Citazioni e riferimenti letterari sono una costante nella poetica di Jonas Trueba, "non un vezzo intellettuale, ma il desiderio di condividere ciò che mi ispira. Nei miei lavori trova posto ogni libro o film che mi ha colpito, mi piace l'idea di inserire all'interno delle storie che racconto non solo le mie letture, ma tutto ciò che mi ha ispirato". In questo gioco citazionista si inseriscono i riferimenti alla commedia romantica hollywoodiana del remarriage e alla Nouvelle Vague francese. "Ci sono cineasti e pellicole che mi hanno ispirato e mi piace omaggiarli, ma non voglio semplicemente citarli, amo l'idea che facciano parte integrante del film. Mi piace ricordarmi di loro. Amo Truffaut e Rohmer, ma ho anche un debole per le cosiddette commedie del remarriage, dei veri capolavori".
Il potere della ripetizione

La frase manifesto del film è quella che viene ripetuta più frequentemente e che dà origine all'intera storia, "non dovremmo celebrare le unioni, ma le separazioni". Una ripetizione voluta, che per Trueba assume un significato ben preciso, affidato a una battuta che prende in prestito le parole di Kierkegaard: "L'amore della ripetizione è l'unico amore felice" e Trueba è abbastanza d'accordo, perché, spiega, "l'amore che si ripete è più saggio e ha più esperienza. Quando l'amore torna all'interno di una coppia che decide di rimettersi insieme c'è un impegno maggiore rispetto alla prima volta".

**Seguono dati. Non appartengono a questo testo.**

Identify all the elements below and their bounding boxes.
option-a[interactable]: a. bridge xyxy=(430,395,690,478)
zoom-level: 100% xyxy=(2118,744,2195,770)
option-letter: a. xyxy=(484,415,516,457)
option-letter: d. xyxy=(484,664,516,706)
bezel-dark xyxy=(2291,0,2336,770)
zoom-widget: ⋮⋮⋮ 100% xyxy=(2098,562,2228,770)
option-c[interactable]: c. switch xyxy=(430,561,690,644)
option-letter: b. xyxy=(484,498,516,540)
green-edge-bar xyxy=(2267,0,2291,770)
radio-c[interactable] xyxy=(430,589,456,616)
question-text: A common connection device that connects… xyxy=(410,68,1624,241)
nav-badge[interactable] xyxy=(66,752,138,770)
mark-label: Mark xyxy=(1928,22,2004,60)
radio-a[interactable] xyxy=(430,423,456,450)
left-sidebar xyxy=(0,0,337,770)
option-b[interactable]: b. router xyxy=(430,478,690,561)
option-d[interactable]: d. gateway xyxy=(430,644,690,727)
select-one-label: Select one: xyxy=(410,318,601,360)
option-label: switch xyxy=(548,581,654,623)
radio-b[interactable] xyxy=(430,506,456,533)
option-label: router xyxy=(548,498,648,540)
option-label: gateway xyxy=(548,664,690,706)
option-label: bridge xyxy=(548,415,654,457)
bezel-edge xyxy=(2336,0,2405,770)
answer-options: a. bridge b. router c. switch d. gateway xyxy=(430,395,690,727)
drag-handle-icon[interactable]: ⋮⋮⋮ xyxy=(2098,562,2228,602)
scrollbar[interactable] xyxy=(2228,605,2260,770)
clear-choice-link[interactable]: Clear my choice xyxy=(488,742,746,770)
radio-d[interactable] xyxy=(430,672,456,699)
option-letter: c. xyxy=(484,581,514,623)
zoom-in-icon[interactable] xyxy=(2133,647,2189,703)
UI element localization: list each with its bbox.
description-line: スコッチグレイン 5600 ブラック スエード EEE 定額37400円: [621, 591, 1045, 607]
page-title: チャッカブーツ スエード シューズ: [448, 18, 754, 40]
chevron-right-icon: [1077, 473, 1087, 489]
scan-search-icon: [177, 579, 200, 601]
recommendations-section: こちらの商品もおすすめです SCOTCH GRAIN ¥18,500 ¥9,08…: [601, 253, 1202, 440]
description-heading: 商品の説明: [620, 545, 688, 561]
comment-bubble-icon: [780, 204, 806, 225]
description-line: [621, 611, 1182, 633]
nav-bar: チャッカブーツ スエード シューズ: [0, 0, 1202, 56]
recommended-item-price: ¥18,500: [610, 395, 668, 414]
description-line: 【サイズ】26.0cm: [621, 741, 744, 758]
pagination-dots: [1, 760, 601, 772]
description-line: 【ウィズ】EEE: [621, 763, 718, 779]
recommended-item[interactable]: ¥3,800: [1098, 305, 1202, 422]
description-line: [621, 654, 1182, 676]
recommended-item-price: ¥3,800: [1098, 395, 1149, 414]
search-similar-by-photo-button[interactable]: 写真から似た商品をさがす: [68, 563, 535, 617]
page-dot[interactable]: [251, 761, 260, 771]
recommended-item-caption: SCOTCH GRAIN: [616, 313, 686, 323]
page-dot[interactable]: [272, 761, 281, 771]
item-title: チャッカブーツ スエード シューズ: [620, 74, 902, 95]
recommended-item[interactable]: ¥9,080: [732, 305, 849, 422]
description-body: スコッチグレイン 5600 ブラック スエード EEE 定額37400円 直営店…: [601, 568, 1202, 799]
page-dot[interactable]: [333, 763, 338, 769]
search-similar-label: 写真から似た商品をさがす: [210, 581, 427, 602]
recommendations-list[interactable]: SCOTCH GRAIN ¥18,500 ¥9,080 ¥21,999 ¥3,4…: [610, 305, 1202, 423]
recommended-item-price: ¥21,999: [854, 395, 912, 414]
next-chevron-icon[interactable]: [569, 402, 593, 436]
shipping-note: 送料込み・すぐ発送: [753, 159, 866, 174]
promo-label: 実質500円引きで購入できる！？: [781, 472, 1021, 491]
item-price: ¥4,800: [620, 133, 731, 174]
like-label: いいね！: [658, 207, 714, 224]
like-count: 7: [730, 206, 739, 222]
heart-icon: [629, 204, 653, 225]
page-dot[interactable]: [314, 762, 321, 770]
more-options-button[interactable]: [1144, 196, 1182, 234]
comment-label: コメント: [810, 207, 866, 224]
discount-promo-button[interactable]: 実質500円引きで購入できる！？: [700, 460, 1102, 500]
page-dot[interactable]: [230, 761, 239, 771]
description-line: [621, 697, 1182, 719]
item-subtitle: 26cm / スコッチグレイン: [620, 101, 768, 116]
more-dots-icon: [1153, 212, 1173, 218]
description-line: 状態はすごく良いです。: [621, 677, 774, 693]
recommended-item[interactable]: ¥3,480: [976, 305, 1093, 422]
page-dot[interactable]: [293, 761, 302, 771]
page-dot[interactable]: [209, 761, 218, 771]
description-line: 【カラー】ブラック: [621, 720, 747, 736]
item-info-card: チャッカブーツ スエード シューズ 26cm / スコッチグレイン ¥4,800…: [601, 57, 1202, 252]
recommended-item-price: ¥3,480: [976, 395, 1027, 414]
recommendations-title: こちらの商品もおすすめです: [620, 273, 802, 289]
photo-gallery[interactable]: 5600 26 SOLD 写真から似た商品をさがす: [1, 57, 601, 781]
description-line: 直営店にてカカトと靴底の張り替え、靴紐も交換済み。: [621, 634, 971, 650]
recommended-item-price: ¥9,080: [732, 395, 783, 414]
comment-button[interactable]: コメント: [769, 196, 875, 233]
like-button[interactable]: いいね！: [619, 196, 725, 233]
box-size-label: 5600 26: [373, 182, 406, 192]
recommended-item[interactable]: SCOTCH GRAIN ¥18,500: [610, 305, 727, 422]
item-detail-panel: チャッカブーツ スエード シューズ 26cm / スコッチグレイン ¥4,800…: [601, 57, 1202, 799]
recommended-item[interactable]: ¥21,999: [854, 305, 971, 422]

Il cinema come memoria e versione migliore di se stessi

Con VolveréisTrueba celebra il cinema come spazio del ricordo e della memoria. "Credo che ogni cineasta, in fondo, cerchi di fare proprio questo: interessarsi al tempo e alla memoria. Ogni film che facciamo - fa notare - è destinato a diventare un ricordo futuro. Quando cito il cinema classico non voglio imitarlo, sarebbe ridicolo, cerco piuttosto di ricordarlo". Ma oggi Trueba rivendica per la settima arte anche un'altra missione: "Non è più uno spettacolo di massa, è ormai uno spazio di tranquillità, di osservazione che ha il compito di fermare il tempo e rappresentarlo. In ogni film c'è amore per la vita e quando andiamo a vederne uno, compiamo un atto di fiducia. Il cinema ci rende migliori".